SAN FRANCISCO — Microsoft’s co-founder Paul Allen said Wednesday that he was pumping an additional $125 million into his nonprofit computer research lab for an ambitious new effort to teach machines “common sense.”
The money for the Allen Institute for Artificial Intelligence will about double the lab’s budget over the next three years, helping to fund existing research as well as the new effort, called Project Alexandria. In the years and decades to come, the lab hopes to create a database of fundamental knowledge that humans take for granted but machines have always lacked.
“To make real progress in A.I., we have to overcome the big challenges in the area of common sense,” said Mr. Allen, who founded the software giant Microsoft in the 1970s with Bill Gates.
Today, machines can recognize nearby objects, identify spoken words, translate one language into another and mimic other human tasks with an accuracy that was not possible just a few years ago. These talents are readily apparent in the new wave of autonomous vehicles, warehouse robotics, smartphones and digital assistants like Amazon’s Alexa.

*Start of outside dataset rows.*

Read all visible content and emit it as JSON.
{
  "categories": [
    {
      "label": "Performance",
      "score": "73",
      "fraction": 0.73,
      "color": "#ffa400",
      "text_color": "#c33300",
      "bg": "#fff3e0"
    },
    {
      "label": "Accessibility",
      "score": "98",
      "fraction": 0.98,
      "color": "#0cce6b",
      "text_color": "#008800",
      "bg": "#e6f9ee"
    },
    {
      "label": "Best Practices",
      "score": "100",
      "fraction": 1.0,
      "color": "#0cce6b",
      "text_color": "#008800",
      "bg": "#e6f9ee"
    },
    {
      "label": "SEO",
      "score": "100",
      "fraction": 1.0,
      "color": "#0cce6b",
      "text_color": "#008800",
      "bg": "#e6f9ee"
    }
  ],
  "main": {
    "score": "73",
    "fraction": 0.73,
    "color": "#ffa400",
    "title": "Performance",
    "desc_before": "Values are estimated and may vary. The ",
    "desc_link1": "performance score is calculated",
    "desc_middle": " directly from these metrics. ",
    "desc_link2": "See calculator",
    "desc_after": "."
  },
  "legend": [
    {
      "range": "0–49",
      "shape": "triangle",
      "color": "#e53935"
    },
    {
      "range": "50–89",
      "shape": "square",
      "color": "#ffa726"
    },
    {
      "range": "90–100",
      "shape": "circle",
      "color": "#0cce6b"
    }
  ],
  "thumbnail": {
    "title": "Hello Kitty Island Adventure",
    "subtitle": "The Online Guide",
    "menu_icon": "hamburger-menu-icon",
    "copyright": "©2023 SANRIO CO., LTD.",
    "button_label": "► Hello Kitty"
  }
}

But these machines struggle with other basic tasks. Though Alexa does a pretty good job of recognizing what you say, it cannot respond to anything more than basic commands and questions. When confronted with heavy traffic or unexpected situations, driverless cars just sit there.
A.I. “recognizes objects, but can’t explain what it sees. It can’t read a textbook and understand the questions in the back of the book,” said Oren Etzioni, a former University of Washington professor who oversees the Allen Institute for Artificial Intelligence. “It is devoid of common sense.”